Lo peor del diálogo social no es que no sea democrático, sino que no es social. Los «agentes sociales» dicen representar a colectivos muy grandes (empresarios, trabajadores), pero con los que, en realidad, tienen una relación parcial y muy sesgada. Son como órganos políticos: hablan en nombre de otros pero sólo representan sus propios intereses.

 

Adam Smith ya advertía: «Los comerciantes del mismo gremio rara vez se reúnen, siquiera para pasar un buen rato, sin que terminen conspirando contra el público o por alguna subida concertada de precios». Esta advertencia es tan cierta hoy como lo fue hace dos siglos y medio.

 

El diálogo social ha favorecido que los empresarios se asocien en patronales, y les ha colocado muy cerca del proceso político en cuestiones que les afectan directamente.

 

Los sindicatos no son lo que eran.
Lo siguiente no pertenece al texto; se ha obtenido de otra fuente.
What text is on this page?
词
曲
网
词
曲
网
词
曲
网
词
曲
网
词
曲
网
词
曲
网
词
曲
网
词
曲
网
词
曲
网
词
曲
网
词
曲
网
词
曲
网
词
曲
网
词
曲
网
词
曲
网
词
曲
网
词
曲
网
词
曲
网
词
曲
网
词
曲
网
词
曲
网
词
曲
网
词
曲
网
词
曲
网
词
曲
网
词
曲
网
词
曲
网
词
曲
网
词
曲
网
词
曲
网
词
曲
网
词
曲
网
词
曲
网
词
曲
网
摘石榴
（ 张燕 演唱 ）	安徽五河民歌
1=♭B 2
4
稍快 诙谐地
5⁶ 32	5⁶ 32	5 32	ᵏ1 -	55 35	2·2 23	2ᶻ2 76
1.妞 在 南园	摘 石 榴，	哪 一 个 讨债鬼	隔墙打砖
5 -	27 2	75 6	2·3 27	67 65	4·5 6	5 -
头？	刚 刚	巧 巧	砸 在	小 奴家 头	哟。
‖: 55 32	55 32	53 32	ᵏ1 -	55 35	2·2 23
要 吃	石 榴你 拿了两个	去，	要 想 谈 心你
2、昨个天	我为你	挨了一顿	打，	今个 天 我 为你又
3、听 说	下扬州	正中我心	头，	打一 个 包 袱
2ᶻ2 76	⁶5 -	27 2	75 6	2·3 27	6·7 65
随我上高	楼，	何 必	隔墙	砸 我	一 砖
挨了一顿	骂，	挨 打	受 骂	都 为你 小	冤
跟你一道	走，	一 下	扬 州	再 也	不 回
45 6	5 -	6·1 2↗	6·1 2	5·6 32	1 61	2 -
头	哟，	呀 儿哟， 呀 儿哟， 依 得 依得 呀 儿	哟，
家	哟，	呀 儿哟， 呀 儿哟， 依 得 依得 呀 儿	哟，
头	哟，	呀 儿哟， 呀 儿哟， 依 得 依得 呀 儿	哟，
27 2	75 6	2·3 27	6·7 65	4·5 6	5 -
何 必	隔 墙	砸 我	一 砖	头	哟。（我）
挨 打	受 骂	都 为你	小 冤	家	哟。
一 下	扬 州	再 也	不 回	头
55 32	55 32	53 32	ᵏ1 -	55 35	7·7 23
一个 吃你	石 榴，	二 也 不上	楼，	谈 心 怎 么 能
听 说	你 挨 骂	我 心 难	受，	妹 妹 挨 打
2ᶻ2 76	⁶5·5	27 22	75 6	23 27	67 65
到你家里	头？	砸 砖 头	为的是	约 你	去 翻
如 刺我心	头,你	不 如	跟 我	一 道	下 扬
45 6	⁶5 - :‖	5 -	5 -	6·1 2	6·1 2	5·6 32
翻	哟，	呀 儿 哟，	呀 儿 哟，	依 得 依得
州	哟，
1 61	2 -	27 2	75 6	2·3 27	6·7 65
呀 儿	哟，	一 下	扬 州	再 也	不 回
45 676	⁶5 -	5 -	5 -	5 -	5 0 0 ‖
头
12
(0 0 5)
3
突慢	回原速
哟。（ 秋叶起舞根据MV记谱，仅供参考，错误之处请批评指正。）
Antes de que la mala digestión de Carl Marx transformase a los sindicatos, se parecían más a sociedades de apoyo mutuo. De su lado comenzaron a gestarse una serie de instituciones en el ámbito privado que, de haber seguido, serían más efectivas y menos costosas para nuestro Estado del bienestar. El influjo del marxismo convenció al movimiento obrero de que hay unos intereses irreconciliables entre las empresas y los trabajadores, y que la única política posible es la de la confrontación y la denuncia de que los empresarios explotan a los trabajadores.

 

A los sindicatos les ocurre lo mismo que a los empresarios; si se reúnen, no es para favorecer al común de la sociedad Lo cierto es que son muy poco representativos pues están afiliados a los sindicatos el 12,5% de los trabajadores españoles; uno de cada ocho, y sobre todo y casi exclusivamente en las Administraciones Públicas y en las grandes empresas.

 

Los convenios colectivos los deciden los sindicatos con las grandes empresas, y los salarios que pactan son los adecuados para ellas. Las grandes empresas son más productivas, y pueden pagar mejores sueldos. Lo que temen las compañías grandes es la competencia de otras empresas y por eso hay una confluencia de intereses para que no haya ninguna de tamaño pequeño o mediano que se convierta en una amenaza para las que ya están asentadas.

 

Para finalizar, ni siquiera patronal y sindicatos son autónomos. En 2022, el Gobierno pagó el silencio de los sindicatos ante la mayor caída en el poder adquisitivo de los sueldos en las últimas décadas con 17 millones de euros en ayudas directas. La situación de los empresarios es aún peor: dependen del Estado tanto para recibir ayudas, como para los contratos públicos, y un cambio en la regulación de un sector puede hundirle o catapultarle.

 

En definitiva, el diálogo social es una ficción en la que un sector minoritario se impone al resto, en nombre de los intereses generales, contra los que conspiran. Nada nuevo bajo el sol.